カキ殻リサイクルで 水産庁長官賞を受賞 JF糸島青壮年部

0424JF糸島水産庁長官賞 糸島漁業協同組合(JF糸島)青壮年部(仲西義勝部長、98人)が、全国青年・女性漁業者交流大会(3月4、5日・東京都)で、最優秀に次ぐ水産庁長官賞を受けた。

同大会は、全国漁業協同組合連合会が主催。糸島漁協青壮年部の岡﨑礼司さん(40)は、第5分科会多面的機能・環境保全部門で、カキ殻のリサイクルについて発表した。
糸島漁協は、1988年にカキの試験養殖を始め、生産量は94年度の8㌧から、11年度には過去最大の265㌧へと約33倍に増加し、糸島の焼きカキ小屋は、冬の風物詩として定着してきている。
生産規模の拡大に伴い、養殖中に死んだカキやカキ小屋から出る焼きカキ殻などの廃棄物も増え、焼却場での処理費用などが生産者らの負担となっていた。

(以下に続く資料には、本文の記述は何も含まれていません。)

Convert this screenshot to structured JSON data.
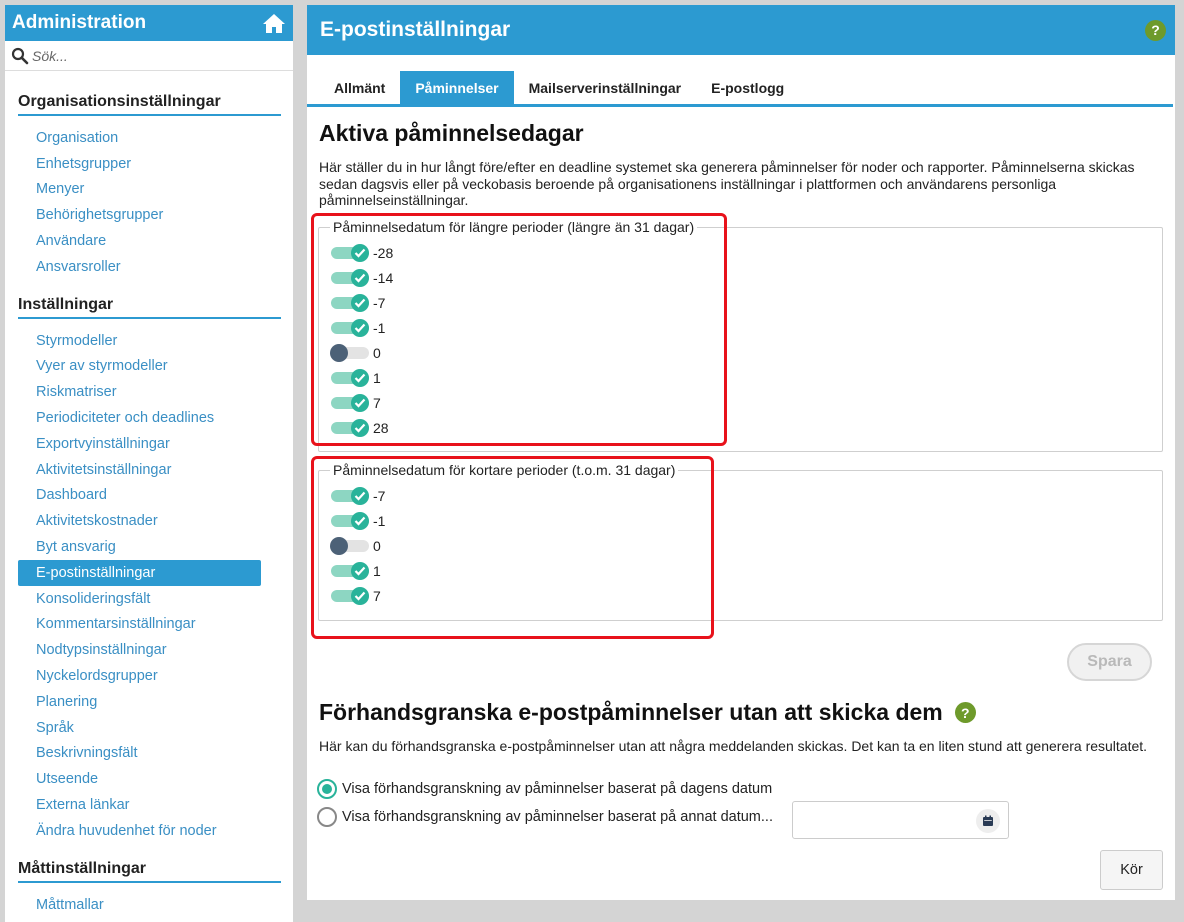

青壮年部では、自治体や九州大などと連携し、07年度にカキ殻を肥料としてリサイクルできないか検討を行った。JA糸島などの協力で09年、焼きカキ殻を加工した有機石灰肥料「シーライム」の商品化が実現し、12年度には約160㌧の焼きカキ殻がリサイクルされた。
発表では、カキ小屋での焼きカキ殻の分別作業の徹底や、産学官の連携により、水揚げ時に除去されるフジツボなどの付着物や養殖中に死んだ身の付いたカキ殻についても「有効活用できるよう取り組みたい」と締めくくった。
18日、市役所本庁舎で、仲西部長と岡﨑さんが、月形祐二市長に受賞を報告した。岡﨑さんは「糸島のカキとリサイクルの取り組みを全国大会で発表することができ、よかった」と喜びを語った。